We have learned an extraordinary amount of information about the virology, pathogenesis and immunology of SARS-COV-2 over the past year, with >100,000 papers containing COVID-19 and/or SARS-CoV-2 listed in PubMed and preprint servers in 2020 alone. However, we still very much lack a comprehensive picture of the disease and of virus pathogenesis, as well as of the interactions of SARS-CoV-2 with its (human) host. It is evident that COVID-19 severity is associated with delayed viral clearance, hyperactivtion of the innate immune system, increased antibody titers and T cell lymphopenia (Figure 1). At the moment, it is unclear how frailty and aging predispose for these phenotypes and increased severity. Below, we outline some of the most burning immunological questions, and hope that these and related questions will be answered with utmost urgency:

• ■Are innate sensors specifically disabled in older adults to make them more vulnerable to COVID-19?
• ■Are there aging-related cytokine dysfunctions similar to recently discovered type I IFN genetic defects that underlie severe COVID-19 in older adults? Do they kick in only when the older adaptive immune system cannot terminate infection on time?
• ■Do low numbers of naïve T and B cells with aging predispose towards poor immunity and poor outcomes?
• ■Is the reduced diversity of the T and B cell response with age linked to impaired immune responses?
• ■Can the older immune system target all the key antigens of the virus, or is the virus more likely to slip by it?
• ■Do the remaining CD4 and CD8 cells respond with correct and strong effector function?
• ■Is the sum of immune defects sufficient to permit variant selection in in older adults?

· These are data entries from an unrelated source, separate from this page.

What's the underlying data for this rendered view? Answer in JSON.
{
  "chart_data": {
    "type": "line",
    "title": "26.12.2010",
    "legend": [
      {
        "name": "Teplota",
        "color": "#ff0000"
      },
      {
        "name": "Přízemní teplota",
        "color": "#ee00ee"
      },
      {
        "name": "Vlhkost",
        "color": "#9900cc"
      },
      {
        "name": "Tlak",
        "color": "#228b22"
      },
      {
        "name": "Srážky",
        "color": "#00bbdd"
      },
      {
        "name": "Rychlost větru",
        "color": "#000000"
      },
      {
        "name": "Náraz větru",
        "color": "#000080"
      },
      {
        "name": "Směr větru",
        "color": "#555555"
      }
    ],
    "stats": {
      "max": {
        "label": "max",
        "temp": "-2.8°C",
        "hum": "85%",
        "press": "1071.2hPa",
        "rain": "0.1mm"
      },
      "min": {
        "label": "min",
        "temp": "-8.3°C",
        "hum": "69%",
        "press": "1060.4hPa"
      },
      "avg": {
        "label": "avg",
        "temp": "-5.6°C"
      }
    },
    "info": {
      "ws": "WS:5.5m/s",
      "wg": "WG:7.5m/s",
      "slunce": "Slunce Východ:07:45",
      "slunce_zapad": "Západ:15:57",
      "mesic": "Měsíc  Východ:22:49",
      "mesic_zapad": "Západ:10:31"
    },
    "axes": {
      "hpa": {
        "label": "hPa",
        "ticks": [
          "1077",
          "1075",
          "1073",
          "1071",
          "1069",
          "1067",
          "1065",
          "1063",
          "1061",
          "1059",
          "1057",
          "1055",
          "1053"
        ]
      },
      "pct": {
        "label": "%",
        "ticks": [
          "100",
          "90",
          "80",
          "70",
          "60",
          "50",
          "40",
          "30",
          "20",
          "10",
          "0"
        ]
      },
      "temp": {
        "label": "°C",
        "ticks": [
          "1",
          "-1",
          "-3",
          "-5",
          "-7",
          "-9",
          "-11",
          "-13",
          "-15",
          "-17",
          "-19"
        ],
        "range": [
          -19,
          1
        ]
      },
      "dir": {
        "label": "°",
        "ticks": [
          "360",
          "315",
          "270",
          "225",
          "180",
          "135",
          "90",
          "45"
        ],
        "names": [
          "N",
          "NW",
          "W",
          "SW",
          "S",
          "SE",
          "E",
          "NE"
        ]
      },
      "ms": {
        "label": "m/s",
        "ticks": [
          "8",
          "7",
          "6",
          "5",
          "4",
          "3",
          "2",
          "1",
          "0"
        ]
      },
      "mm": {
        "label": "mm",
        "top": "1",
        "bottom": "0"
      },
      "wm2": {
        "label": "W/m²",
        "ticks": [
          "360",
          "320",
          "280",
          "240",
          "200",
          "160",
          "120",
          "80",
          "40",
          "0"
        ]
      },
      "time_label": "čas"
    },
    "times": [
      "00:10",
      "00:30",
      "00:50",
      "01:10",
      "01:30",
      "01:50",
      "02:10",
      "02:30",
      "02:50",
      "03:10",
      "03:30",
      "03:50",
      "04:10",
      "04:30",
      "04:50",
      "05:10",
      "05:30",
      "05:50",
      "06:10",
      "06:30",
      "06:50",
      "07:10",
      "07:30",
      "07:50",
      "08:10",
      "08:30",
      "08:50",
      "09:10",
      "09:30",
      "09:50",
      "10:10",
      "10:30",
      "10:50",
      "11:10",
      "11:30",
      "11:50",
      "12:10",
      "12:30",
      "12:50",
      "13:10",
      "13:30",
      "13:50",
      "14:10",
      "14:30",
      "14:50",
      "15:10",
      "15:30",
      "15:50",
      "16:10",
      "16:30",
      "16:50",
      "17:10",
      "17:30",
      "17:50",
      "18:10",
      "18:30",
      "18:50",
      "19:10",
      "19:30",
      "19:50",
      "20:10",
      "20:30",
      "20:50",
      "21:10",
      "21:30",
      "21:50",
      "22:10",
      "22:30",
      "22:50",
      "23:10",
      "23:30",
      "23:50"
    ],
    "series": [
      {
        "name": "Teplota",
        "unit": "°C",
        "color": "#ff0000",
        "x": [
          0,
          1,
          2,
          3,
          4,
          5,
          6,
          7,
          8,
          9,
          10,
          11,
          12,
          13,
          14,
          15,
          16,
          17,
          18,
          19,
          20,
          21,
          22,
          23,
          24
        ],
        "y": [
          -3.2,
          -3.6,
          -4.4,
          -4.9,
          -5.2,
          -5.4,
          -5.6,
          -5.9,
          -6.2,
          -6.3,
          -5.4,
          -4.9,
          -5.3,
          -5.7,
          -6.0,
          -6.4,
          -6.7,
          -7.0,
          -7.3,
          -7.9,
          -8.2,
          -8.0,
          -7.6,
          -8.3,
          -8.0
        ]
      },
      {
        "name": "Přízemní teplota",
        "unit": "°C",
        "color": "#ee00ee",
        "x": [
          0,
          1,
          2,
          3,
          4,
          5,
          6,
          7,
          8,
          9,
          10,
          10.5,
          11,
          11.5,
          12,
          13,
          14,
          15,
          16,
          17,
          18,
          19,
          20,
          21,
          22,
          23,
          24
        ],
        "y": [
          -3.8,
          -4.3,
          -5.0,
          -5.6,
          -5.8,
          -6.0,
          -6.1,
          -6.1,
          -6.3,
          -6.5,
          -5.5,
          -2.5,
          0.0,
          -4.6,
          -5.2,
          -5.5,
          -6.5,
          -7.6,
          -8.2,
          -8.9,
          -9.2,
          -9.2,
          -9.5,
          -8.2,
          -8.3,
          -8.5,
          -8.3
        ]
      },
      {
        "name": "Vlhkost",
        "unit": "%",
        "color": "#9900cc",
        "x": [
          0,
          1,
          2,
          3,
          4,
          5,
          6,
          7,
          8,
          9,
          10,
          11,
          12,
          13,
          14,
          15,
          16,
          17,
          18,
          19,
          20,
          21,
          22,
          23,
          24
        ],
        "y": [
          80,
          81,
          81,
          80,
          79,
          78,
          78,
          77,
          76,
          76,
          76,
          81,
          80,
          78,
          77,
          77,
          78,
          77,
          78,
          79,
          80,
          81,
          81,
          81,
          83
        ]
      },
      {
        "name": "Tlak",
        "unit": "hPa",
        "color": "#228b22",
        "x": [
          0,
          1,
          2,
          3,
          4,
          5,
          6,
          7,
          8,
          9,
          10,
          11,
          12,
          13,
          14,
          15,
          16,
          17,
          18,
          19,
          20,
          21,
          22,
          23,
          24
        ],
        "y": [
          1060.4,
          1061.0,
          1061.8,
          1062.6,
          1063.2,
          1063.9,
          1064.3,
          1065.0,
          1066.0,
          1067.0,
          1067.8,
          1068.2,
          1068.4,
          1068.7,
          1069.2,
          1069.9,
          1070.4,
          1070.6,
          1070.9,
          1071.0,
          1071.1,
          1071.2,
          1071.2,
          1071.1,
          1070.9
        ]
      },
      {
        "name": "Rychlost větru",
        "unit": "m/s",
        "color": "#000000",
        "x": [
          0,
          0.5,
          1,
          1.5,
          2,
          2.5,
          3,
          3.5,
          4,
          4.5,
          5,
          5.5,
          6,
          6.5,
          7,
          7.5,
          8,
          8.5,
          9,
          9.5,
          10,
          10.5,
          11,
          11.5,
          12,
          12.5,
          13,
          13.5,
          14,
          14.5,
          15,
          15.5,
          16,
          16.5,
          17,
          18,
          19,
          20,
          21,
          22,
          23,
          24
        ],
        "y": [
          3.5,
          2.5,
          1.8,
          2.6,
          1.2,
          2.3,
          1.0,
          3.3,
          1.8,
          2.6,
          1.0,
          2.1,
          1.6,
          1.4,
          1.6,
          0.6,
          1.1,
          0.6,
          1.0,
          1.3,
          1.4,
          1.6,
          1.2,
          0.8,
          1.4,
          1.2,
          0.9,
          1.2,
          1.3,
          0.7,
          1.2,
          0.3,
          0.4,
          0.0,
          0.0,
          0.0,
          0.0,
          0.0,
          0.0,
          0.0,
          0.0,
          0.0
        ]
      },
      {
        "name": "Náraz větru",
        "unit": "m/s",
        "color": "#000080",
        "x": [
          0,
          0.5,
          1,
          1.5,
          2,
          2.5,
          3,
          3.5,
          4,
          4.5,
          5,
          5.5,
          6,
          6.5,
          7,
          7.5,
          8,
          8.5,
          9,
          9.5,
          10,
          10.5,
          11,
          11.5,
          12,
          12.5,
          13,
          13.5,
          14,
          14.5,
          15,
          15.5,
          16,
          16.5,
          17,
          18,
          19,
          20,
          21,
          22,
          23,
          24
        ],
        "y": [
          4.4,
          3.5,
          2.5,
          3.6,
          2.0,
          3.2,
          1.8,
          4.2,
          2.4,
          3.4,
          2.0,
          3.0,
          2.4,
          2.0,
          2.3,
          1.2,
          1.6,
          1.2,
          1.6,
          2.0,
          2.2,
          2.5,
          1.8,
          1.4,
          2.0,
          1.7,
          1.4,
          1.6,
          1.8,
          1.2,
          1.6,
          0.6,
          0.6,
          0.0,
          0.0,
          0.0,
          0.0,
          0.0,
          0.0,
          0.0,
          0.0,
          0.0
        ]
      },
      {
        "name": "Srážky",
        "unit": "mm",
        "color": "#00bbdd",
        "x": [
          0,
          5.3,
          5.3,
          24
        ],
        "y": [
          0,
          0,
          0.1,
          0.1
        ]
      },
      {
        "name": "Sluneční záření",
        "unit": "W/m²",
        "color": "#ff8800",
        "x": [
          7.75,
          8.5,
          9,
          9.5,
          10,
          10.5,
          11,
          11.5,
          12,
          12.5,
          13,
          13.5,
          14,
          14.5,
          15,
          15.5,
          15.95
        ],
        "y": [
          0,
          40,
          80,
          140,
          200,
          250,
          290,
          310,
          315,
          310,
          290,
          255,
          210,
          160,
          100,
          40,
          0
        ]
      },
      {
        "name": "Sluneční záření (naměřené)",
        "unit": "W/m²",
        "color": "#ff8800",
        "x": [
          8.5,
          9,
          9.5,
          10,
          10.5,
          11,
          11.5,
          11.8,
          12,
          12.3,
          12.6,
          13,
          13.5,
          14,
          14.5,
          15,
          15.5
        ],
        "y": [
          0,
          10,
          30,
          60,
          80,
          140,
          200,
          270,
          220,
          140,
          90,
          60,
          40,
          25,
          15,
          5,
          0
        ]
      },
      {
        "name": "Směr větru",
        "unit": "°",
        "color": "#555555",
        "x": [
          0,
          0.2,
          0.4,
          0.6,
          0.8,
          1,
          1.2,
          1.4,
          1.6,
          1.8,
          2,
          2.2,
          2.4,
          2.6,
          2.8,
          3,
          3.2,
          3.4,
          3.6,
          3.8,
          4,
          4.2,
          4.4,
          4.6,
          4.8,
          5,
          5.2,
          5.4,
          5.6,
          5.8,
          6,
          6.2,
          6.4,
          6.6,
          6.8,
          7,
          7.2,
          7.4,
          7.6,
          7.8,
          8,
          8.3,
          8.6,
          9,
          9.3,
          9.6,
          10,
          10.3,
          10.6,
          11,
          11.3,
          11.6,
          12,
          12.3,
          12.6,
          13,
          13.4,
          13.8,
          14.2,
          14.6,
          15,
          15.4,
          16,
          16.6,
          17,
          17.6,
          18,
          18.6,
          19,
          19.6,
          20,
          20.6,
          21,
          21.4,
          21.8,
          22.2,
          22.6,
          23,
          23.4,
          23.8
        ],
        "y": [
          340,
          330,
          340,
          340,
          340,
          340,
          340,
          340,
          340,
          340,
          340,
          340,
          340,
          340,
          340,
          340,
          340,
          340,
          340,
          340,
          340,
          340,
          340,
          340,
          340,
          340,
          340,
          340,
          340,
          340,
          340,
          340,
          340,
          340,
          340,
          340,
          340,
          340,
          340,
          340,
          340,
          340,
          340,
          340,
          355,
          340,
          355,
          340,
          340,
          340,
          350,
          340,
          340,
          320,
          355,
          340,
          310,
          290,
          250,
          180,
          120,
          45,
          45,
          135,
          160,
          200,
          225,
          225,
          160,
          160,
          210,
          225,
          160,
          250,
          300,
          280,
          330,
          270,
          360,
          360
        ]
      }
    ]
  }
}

• ■Do prior coronavirus infections differentially shape the ability of the older immune system to respond to SARS-CoV-2?
• ■Do older adults generate long-lived and protective memory responses?
• ■Do T memory responses in older population target the same array of virus epitopes as in adults?
• ■Are virus escape variants more likely to slip by older T memory (Tm) responses?
• ■How well will older T cells respond to SARS-CoV-2 vaccination?